En 2004 el costo de 20 horas de acceso doméstico a internet era en promedio de 24 dólares en los países de Asia, 29 dólares en Europa, 31 en el continente americano y 62 en África. Aunque en los países más pobres hay gente que accede a internet sin pagar por ello en bibliotecas, universidades o telecentros, el costo por la conexión es altamente significativo y expresa un círculo vicioso: mientras más caro resulta, dicho servicio será más impracticable para la mayoría de las personas; y mientras más difícil sea el acceso, menor posibilidad habrá de que un mayor número de usuarios permita abatir los precios. Menos usuarios de servicios informáticos implica, sobre todo, mayores rezagos culturales.
En 2004 los usuarios de internet por cada 100 habitantes fueron, para mencionar unos cuantos países: 0.1 en Afganistán, 0.73 en Mozambique, 1.39 en Nigeria, 3.24 en India, 4.66 en Senegal, 5.9 en Bosnia, 7 en China.
Rusia tenía 11 usuarios de internet por cada 100 habitantes, Polonia 24, Portugal 28, España 33, Francia 41, Italia y Japón 50, Canadá, Estados Unidos y el Reino Unido 63, Australia 66, Suecia 75 e Islandia 77.
Entre otros países latinoamericanos, las tasas de acceso a la red en ese mismo año eran, por cada 100 personas: Cuba 1.3, Nicaragua 2.2, Honduras 3.18, Colombia y Venezuela 9, Perú 11.2, Brasil 12.2, México 14, Argentina 16, Uruguay 21, Costa Rica 24, Chile 28.

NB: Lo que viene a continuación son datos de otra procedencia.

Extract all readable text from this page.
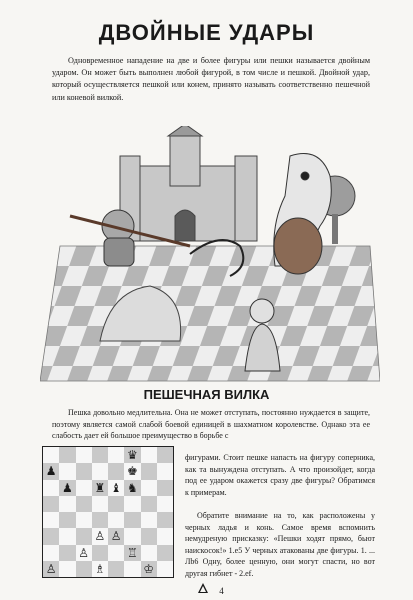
ДВОЙНЫЕ УДАРЫ
Одновременное нападение на две и более фигуры или пешки называется двойным ударом. Он может быть выполнен любой фигурой, в том числе и пешкой. Двойной удар, который осуществляется пешкой или конем, принято называть соответственно пешечной или коневой вилкой.
ПЕШЕЧНАЯ ВИЛКА
Пешка довольно медлительна. Она не может отступать, постоянно нуждается в защите, поэтому является самой слабой боевой единицей в шахматном королевстве. Однако эта ее слабость дает ей большое преимущество в борьбе с
♛
♟	♚
♟ ♜ ♝ ♞
♙ ♙
♙	♖
♙	♗	♔
фигурами. Стоит пешке напасть на фигуру соперника, как та вынуждена отступать. А что произойдет, когда под ее ударом окажется сразу две фигуры? Обратимся к примерам.
Обратите внимание на то, как расположены у черных ладья и конь. Самое время вспомнить немудреную присказку: «Пешки ходят прямо, бьют наискосок!» 1.e5 У черных атакованы две фигуры. 1. ... Лb6 Одну, более ценную, они могут спасти, но вот другая гибнет - 2.ef.
4
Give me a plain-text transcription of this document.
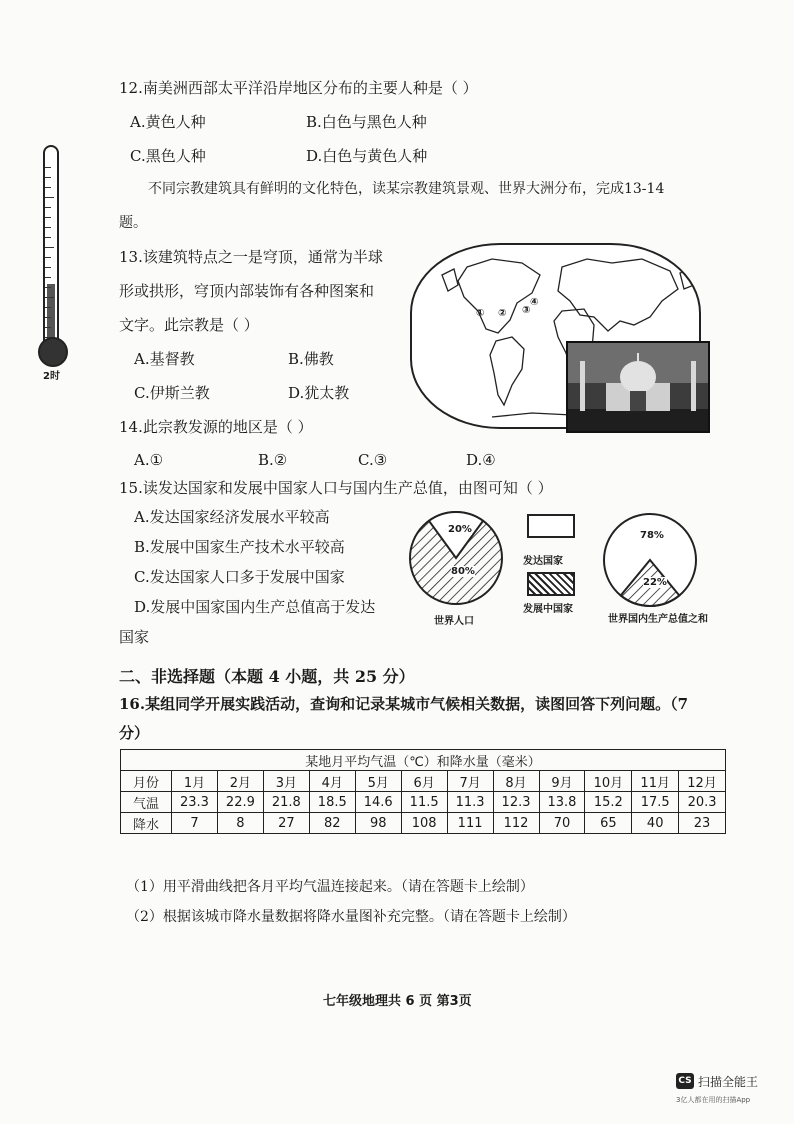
2时
12.南美洲西部太平洋沿岸地区分布的主要人种是（ ）
A.黄色人种	B.白色与黑色人种
C.黑色人种	D.白色与黄色人种
不同宗教建筑具有鲜明的文化特色，读某宗教建筑景观、世界大洲分布，完成13-14
题。
13.该建筑特点之一是穹顶，通常为半球
形或拱形，穹顶内部装饰有各种图案和
文字。此宗教是（ ）
A.基督教	B.佛教
C.伊斯兰教	D.犹太教
① ② ③
④
14.此宗教发源的地区是（ ）
A.①	B.②	C.③	D.④
15.读发达国家和发展中国家人口与国内生产总值，由图可知（ ）
A.发达国家经济发展水平较高
B.发展中国家生产技术水平较高
C.发达国家人口多于发展中国家
D.发展中国家国内生产总值高于发达
国家
20%
80%
世界人口
78%
22%
世界国内生产总值之和
发达国家
发展中国家
二、非选择题（本题 4 小题，共 25 分）
16.某组同学开展实践活动，查询和记录某城市气候相关数据，读图回答下列问题。（7
分）
某地月平均气温（℃）和降水量（毫米）												
月份	1月	2月	3月	4月	5月	6月	7月	8月	9月	10月	11月	12月
气温	23.3	22.9	21.8	18.5	14.6	11.5	11.3	12.3	13.8	15.2	17.5	20.3
降水	7	8	27	82	98	108	111	112	70	65	40	23
（1）用平滑曲线把各月平均气温连接起来。（请在答题卡上绘制）
（2）根据该城市降水量数据将降水量图补充完整。（请在答题卡上绘制）
七年级地理共 6 页 第3页
CS 扫描全能王
3亿人都在用的扫描App
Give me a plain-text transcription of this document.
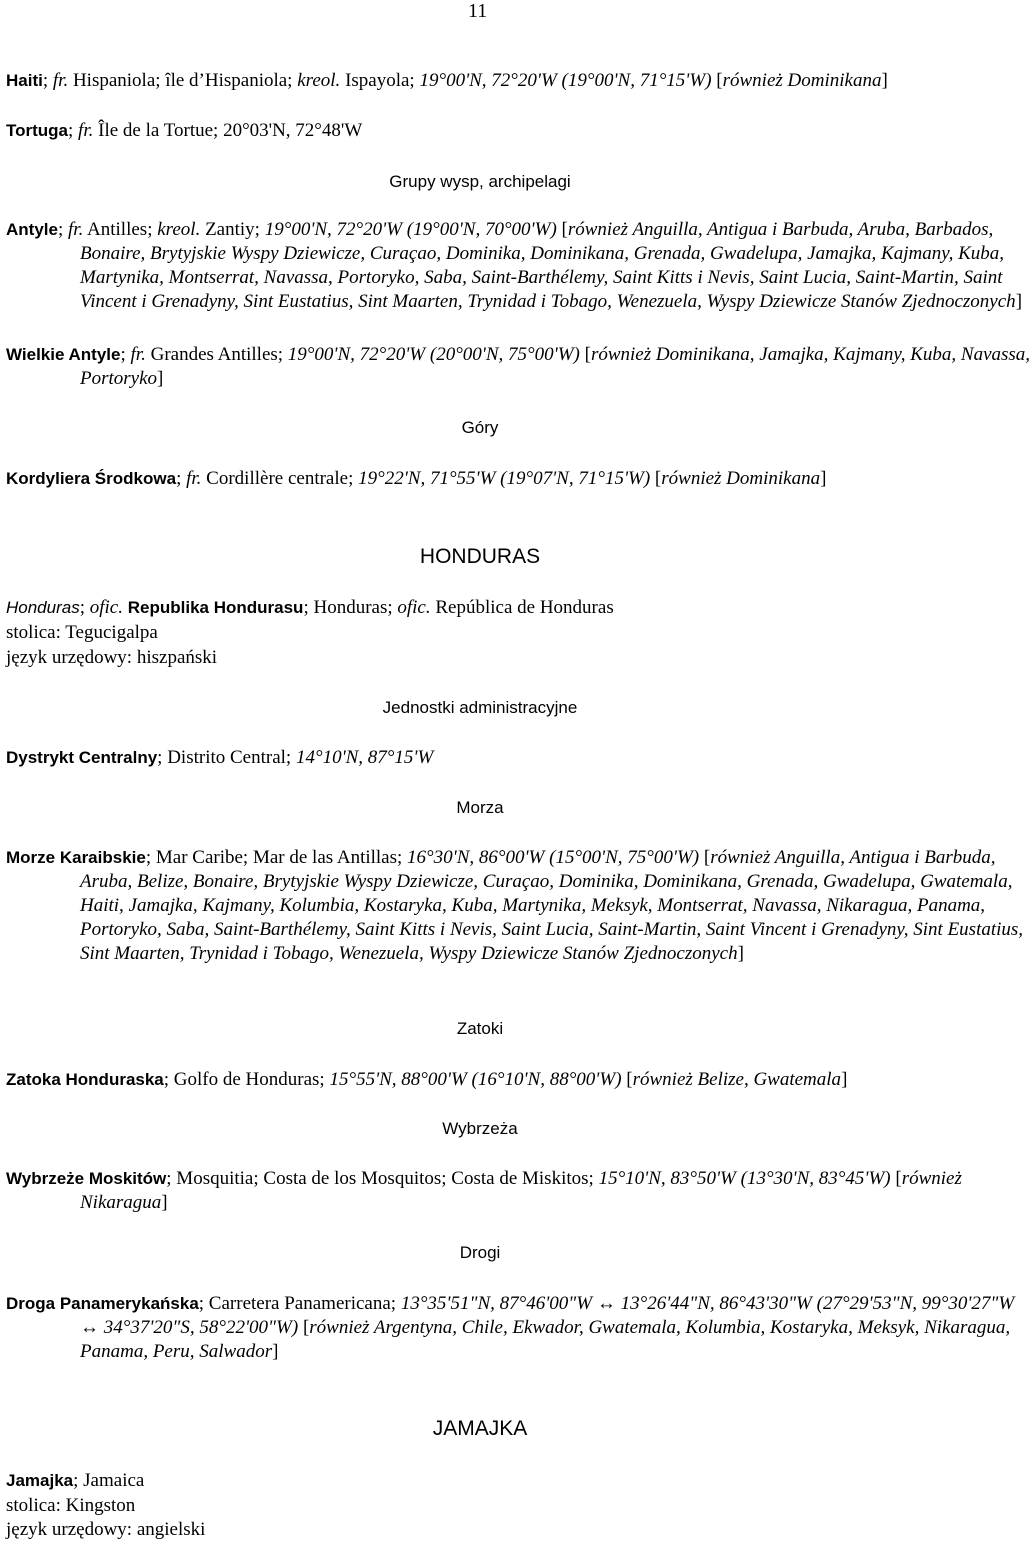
11
Haiti; fr. Hispaniola; île d’Hispaniola; kreol. Ispayola; 19°00'N, 72°20'W (19°00'N, 71°15'W) [również Dominikana]
Tortuga; fr. Île de la Tortue; 20°03'N, 72°48'W
Grupy wysp, archipelagi
Antyle; fr. Antilles; kreol. Zantiy; 19°00'N, 72°20'W (19°00'N, 70°00'W) [również Anguilla, Antigua i Barbuda, Aruba, Barbados, Bonaire, Brytyjskie Wyspy Dziewicze, Curaçao, Dominika, Dominikana, Grenada, Gwadelupa, Jamajka, Kajmany, Kuba, Martynika, Montserrat, Navassa, Portoryko, Saba, Saint-Barthélemy, Saint Kitts i Nevis, Saint Lucia, Saint-Martin, Saint Vincent i Grenadyny, Sint Eustatius, Sint Maarten, Trynidad i Tobago, Wenezuela, Wyspy Dziewicze Stanów Zjednoczonych]
Wielkie Antyle; fr. Grandes Antilles; 19°00'N, 72°20'W (20°00'N, 75°00'W) [również Dominikana, Jamajka, Kajmany, Kuba, Navassa, Portoryko]
Góry
Kordyliera Środkowa; fr. Cordillère centrale; 19°22'N, 71°55'W (19°07'N, 71°15'W) [również Dominikana]
HONDURAS
Honduras; ofic. Republika Hondurasu; Honduras; ofic. República de Honduras
stolica: Tegucigalpa
język urzędowy: hiszpański
Jednostki administracyjne
Dystrykt Centralny; Distrito Central; 14°10'N, 87°15'W
Morza
Morze Karaibskie; Mar Caribe; Mar de las Antillas; 16°30'N, 86°00'W (15°00'N, 75°00'W) [również Anguilla, Antigua i Barbuda, Aruba, Belize, Bonaire, Brytyjskie Wyspy Dziewicze, Curaçao, Dominika, Dominikana, Grenada, Gwadelupa, Gwatemala, Haiti, Jamajka, Kajmany, Kolumbia, Kostaryka, Kuba, Martynika, Meksyk, Montserrat, Navassa, Nikaragua, Panama, Portoryko, Saba, Saint-Barthélemy, Saint Kitts i Nevis, Saint Lucia, Saint-Martin, Saint Vincent i Grenadyny, Sint Eustatius, Sint Maarten, Trynidad i Tobago, Wenezuela, Wyspy Dziewicze Stanów Zjednoczonych]
Zatoki
Zatoka Honduraska; Golfo de Honduras; 15°55'N, 88°00'W (16°10'N, 88°00'W) [również Belize, Gwatemala]
Wybrzeża
Wybrzeże Moskitów; Mosquitia; Costa de los Mosquitos; Costa de Miskitos; 15°10'N, 83°50'W (13°30'N, 83°45'W) [również Nikaragua]
Drogi
Droga Panamerykańska; Carretera Panamericana; 13°35'51"N, 87°46'00"W ↔ 13°26'44"N, 86°43'30"W (27°29'53"N, 99°30'27"W ↔ 34°37'20"S, 58°22'00"W) [również Argentyna, Chile, Ekwador, Gwatemala, Kolumbia, Kostaryka, Meksyk, Nikaragua, Panama, Peru, Salwador]
JAMAJKA
Jamajka; Jamaica
stolica: Kingston
język urzędowy: angielski
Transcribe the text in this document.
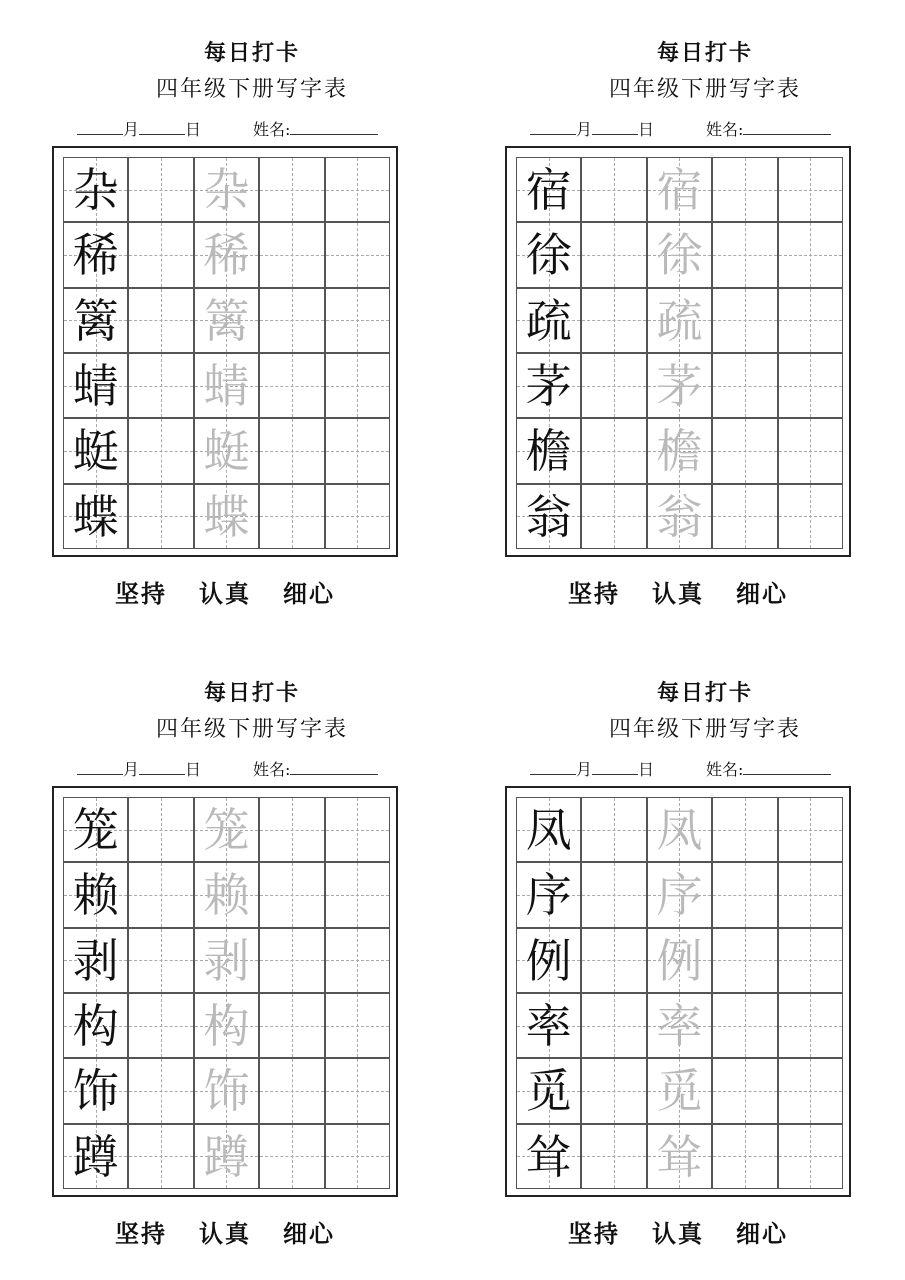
每日打卡
四年级下册写字表
月	日	姓名:
杂 杂
稀 稀
篱 篱
蜻 蜻
蜓 蜓
蝶 蝶
坚持 认真 细心
每日打卡
四年级下册写字表
月	日	姓名:
宿 宿
徐 徐
疏 疏
茅 茅
檐 檐
翁 翁
坚持 认真 细心
每日打卡
四年级下册写字表
月	日	姓名:
笼 笼
赖 赖
剥 剥
构 构
饰 饰
蹲 蹲
坚持 认真 细心
每日打卡
四年级下册写字表
月	日	姓名:
凤 凤
序 序
例 例
率 率
觅 觅
耸 耸
坚持 认真 细心
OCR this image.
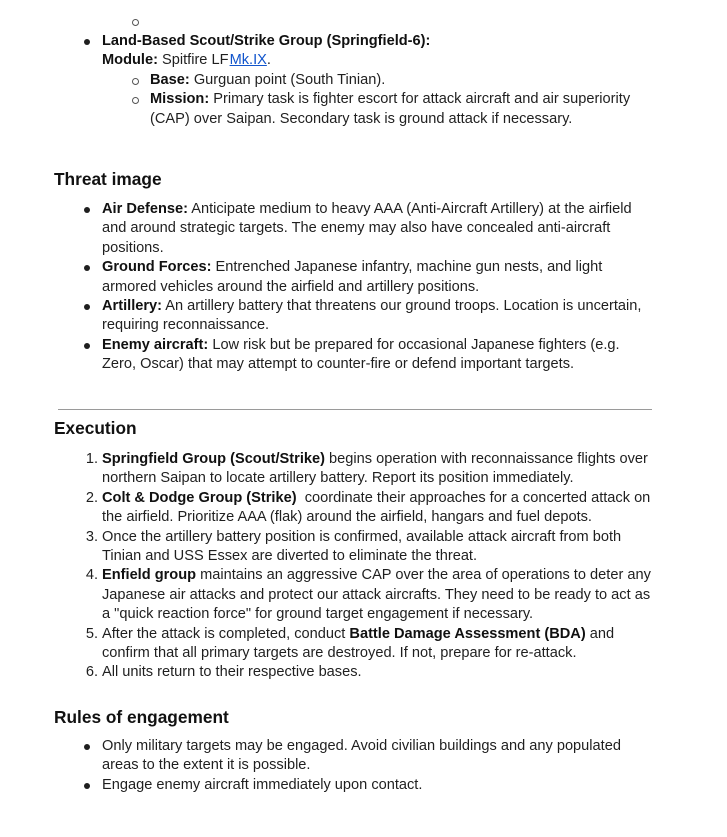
Land-Based Scout/Strike Group (Springfield-6):
Module: Spitfire LF Mk.IX.
Base: Gurguan point (South Tinian).
Mission: Primary task is fighter escort for attack aircraft and air superiority (CAP) over Saipan. Secondary task is ground attack if necessary.
Threat image
Air Defense: Anticipate medium to heavy AAA (Anti-Aircraft Artillery) at the airfield and around strategic targets. The enemy may also have concealed anti-aircraft positions.
Ground Forces: Entrenched Japanese infantry, machine gun nests, and light armored vehicles around the airfield and artillery positions.
Artillery: An artillery battery that threatens our ground troops. Location is uncertain, requiring reconnaissance.
Enemy aircraft: Low risk but be prepared for occasional Japanese fighters (e.g. Zero, Oscar) that may attempt to counter-fire or defend important targets.
Execution
1. Springfield Group (Scout/Strike) begins operation with reconnaissance flights over northern Saipan to locate artillery battery. Report its position immediately.
2. Colt & Dodge Group (Strike)  coordinate their approaches for a concerted attack on the airfield. Prioritize AAA (flak) around the airfield, hangars and fuel depots.
3. Once the artillery battery position is confirmed, available attack aircraft from both Tinian and USS Essex are diverted to eliminate the threat.
4. Enfield group maintains an aggressive CAP over the area of operations to deter any Japanese air attacks and protect our attack aircrafts. They need to be ready to act as a "quick reaction force" for ground target engagement if necessary.
5. After the attack is completed, conduct Battle Damage Assessment (BDA) and confirm that all primary targets are destroyed. If not, prepare for re-attack.
6. All units return to their respective bases.
Rules of engagement
Only military targets may be engaged. Avoid civilian buildings and any populated areas to the extent it is possible.
Engage enemy aircraft immediately upon contact.
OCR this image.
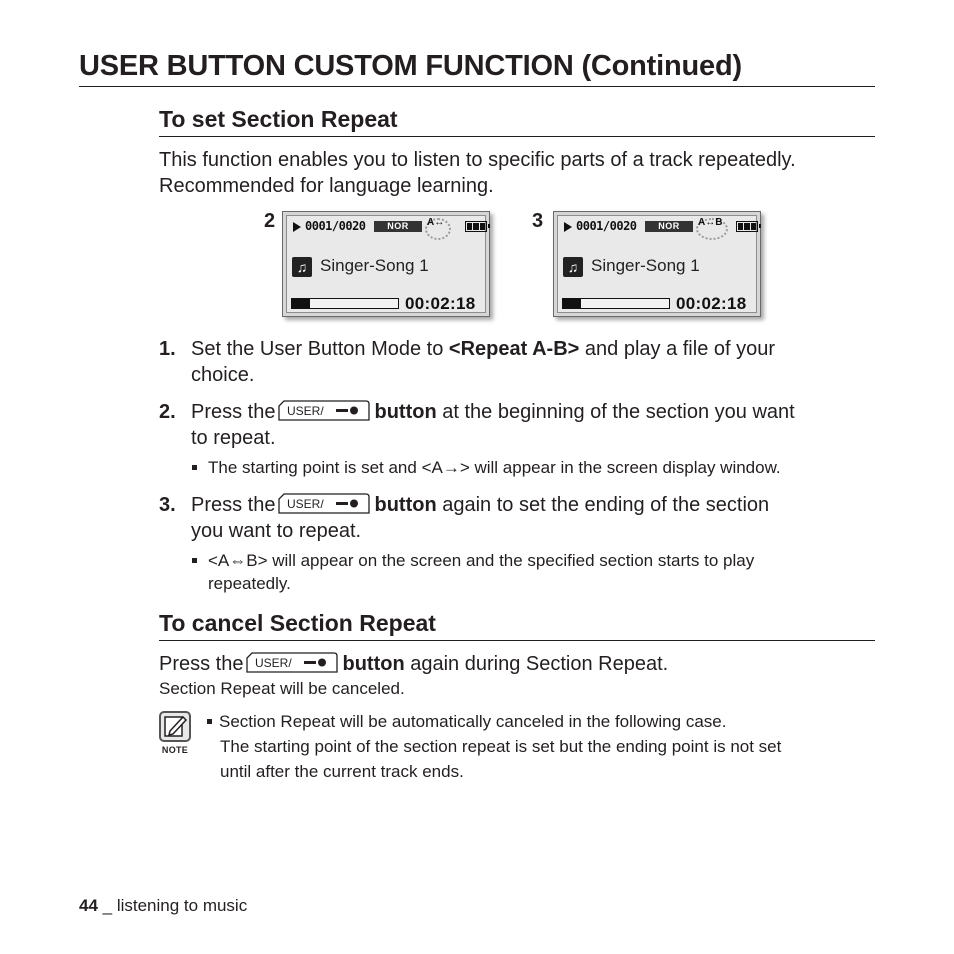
USER BUTTON CUSTOM FUNCTION (Continued)
To set Section Repeat
This function enables you to listen to specific parts of a track repeatedly.
Recommended for language learning.
2 0001/0020	NOR	A↔
♫ Singer-Song 1
00:02:18
3	0001/0020	NOR	A↔B
♫ Singer-Song 1
00:02:18
1. Set the User Button Mode to <Repeat A-B> and play a file of your
choice.
2. Press the USER/	button at the beginning of the section you want
to repeat.
The starting point is set and <A→> will appear in the screen display window.
3. Press the USER/	button again to set the ending of the section
you want to repeat.
<A⇔B> will appear on the screen and the specified section starts to play
repeatedly.
To cancel Section Repeat
Press the USER/	button again during Section Repeat.
Section Repeat will be canceled.
NOTE
Section Repeat will be automatically canceled in the following case.
The starting point of the section repeat is set but the ending point is not set
until after the current track ends.
44 _ listening to music
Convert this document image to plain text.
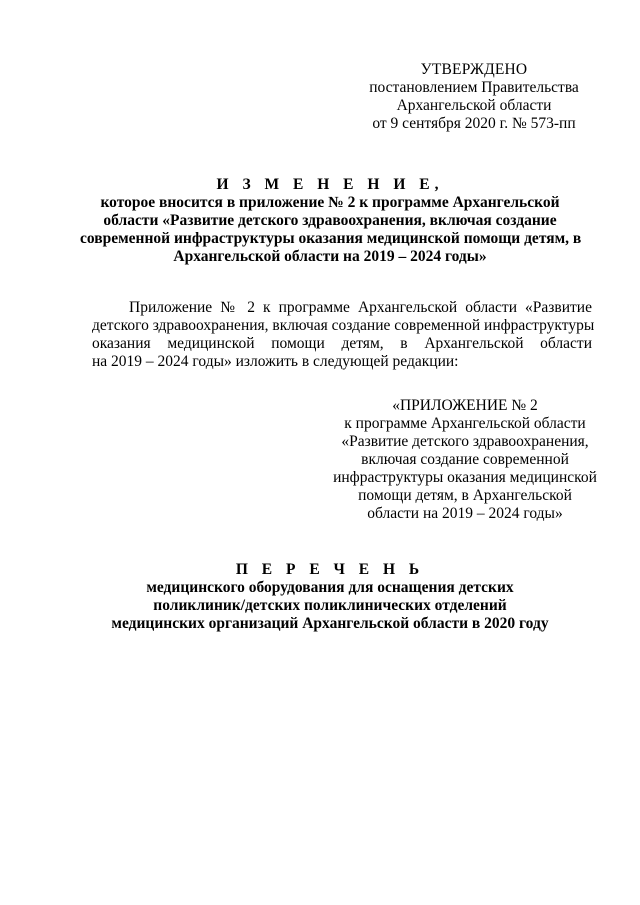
УТВЕРЖДЕНО
постановлением Правительства
Архангельской области
от 9 сентября 2020 г. № 573-пп
И З М Е Н Е Н И Е,
которое вносится в приложение № 2 к программе Архангельской
области «Развитие детского здравоохранения, включая создание
современной инфраструктуры оказания медицинской помощи детям, в
Архангельской области на 2019 – 2024 годы»
Приложение № 2 к программе Архангельской области «Развитие
детского здравоохранения, включая создание современной инфраструктуры
оказания медицинской помощи детям, в Архангельской области
на 2019 – 2024 годы» изложить в следующей редакции:
«ПРИЛОЖЕНИЕ № 2
к программе Архангельской области
«Развитие детского здравоохранения,
включая создание современной
инфраструктуры оказания медицинской
помощи детям, в Архангельской
области на 2019 – 2024 годы»
П Е Р Е Ч Е Н Ь
медицинского оборудования для оснащения детских
поликлиник/детских поликлинических отделений
медицинских организаций Архангельской области в 2020 году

El vértigo de la banda ancha
Esas cifras dan cuenta de las personas que podían utilizar internet, sin tomar en cuenta el tipo de acceso que tuvieran a la red. Durante varios años la mayor parte de las estimaciones acerca de la brecha digital en el mundo se ha ceñido a tales porcentajes. Sin embargo, el desarrollo tecnológico hace necesaria la distinción entre diversas opciones de conexión. Existen grandes diferencias entre enlazarse a internet con una computadora que trabaja con un procesador 486 —creado en 1989— y un Intel de cuatro núcleos que es comercializado ya en 2007. La capacidad de cada uno de esos microcomponentes al trabajar con los datos que recibe la computadora podría significar horas de diferencia para bajar archivos multimedia de internet. Con un procesador antiguo, por ejemplo, es impensable navegar en sitios de video como YouTube.
Lo mismo sucede con la velocidad de las conexiones. Los antiguos enlaces por módem telefónico, conocidos como dial up, alcanzaban velocidades de transmisión de datos que han sido decuplicadas e incluso centuplicadas por las conexiones de banda ancha. La brecha digital ahora se manifiesta en la velocidad de acceso y, desde luego, en el precio que se paga por enlaces rápidos.
En junio de 2006, según datos publicados un año más tarde por la OCDE, solamente en nueve de la treintena de naciones que forman parte de ese organismo había conexiones de banda ancha disponibles para más del 20% de la población. El 29% de la gente en Dinamarca y en Holanda, el 27% en Islandia y Suiza, el 26% en Corea, el 25% en Finlandia y Noruega, el 23% en Suecia y 22% en Canadá, tenía internet de banda ancha. En Japón y el Reino Unido eran el 19% y en Estados Unidos algo más del 18%. La banda ancha puede llegar hasta los usuarios por el cable que además conduce canales de televisión, de manera inalámbrica en señales satelitales o de antenas terrestres o, lo que es más común, por el cable telefónico. Los países más rezagados de la OCDE en materia de enlaces de banda ancha son Turquía, México y Grecia, en donde solamente 3%, 2.8% y 2.7% de la población, respectivamente, contaba ese año con acceso a conexiones rápidas para internet.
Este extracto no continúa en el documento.